Hello All,
I found 3FC over a year ago, when I wanted to start my weight loss journey, unfortunately, I didn't stick with it, and I have been yoyo dieting off and on since then. I decided to get back on the wagon, cause I have been feeling so down, blaming myself etc. Surprisinly I just remembered my 3fc screen name and password, it felt like I was mean't to come back. I have spent the last few hours reading different posts, and I am excited to start this journey again. I am 26, been overweight my entire life, and have over 100 pounds to loose. I have been lucky that my weight hasn't kept me from doing what I need to do, but lately, I realize that I am not living my "best life" It's like I have gotten used to things, rationalized things and made excuses for my weight.

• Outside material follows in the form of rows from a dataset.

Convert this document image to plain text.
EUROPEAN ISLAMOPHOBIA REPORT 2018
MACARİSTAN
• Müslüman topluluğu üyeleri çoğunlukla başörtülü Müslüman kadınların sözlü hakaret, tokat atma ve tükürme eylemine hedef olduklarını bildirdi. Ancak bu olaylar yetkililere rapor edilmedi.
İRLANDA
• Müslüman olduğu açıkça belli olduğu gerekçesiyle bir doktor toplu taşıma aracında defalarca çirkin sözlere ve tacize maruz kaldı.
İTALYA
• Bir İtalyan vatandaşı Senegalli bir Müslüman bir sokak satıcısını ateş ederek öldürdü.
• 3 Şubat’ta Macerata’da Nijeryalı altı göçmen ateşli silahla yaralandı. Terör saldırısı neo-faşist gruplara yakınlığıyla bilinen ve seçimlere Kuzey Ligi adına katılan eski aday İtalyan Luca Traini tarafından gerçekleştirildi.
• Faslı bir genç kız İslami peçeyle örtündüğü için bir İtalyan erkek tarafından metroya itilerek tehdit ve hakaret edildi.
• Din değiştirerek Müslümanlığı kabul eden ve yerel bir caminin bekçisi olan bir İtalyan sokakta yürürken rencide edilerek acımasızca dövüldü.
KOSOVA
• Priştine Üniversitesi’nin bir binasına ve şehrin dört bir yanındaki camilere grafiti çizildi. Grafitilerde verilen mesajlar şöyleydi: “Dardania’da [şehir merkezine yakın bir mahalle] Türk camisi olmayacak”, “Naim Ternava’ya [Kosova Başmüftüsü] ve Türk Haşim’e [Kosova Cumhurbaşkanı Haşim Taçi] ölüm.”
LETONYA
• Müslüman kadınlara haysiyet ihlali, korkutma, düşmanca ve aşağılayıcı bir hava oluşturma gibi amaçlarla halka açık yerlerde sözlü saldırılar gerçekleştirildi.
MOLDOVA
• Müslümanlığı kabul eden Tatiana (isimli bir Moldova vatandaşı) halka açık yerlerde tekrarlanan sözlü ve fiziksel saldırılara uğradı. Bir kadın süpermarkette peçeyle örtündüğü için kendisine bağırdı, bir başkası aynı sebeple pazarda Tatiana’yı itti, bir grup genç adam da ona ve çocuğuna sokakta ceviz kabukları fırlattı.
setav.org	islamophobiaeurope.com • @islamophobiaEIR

I am the type that skips meals all day, and then binges at night. I am a closet eater, I literally eat nothing all day, sometimes even water, but will consume a very heavy dinner around 10 pm or even later. Yet I wonder why I am Morbidly Obese. I know all the right things, but can't seem to them. I have been dieting since I was 7, when my parents started me on Slimfast. At 12, my parents had my teeth wired, so I could eat less. I have been to a dietician, tried the ADA diet, tried Atkins, joined Bally's Gym, Joined LA fitness gym nothing. I even had the Gastric band, lost maybe 40 pounds, 23 the first 10 days, becuase I was only eating Jello, but have since gained it all back and more. Part of me wishes I did Gastric Bypass instead, but another part knows, that maybe I would have gained it all back, but unlike the band, the bypass is irreversible.
Why am I saying all this, I don't know. I just felt like being honest with myself today. After lulling around in bed all day and feeling like crap. I am sought of confused on where to start, what to do, but I know I have to do something. This time, I will take it one day at a time, not put so much pressure on myself and expect instant results.
So to me and my first day!!!




welcome
This is a great board for support and suggestions.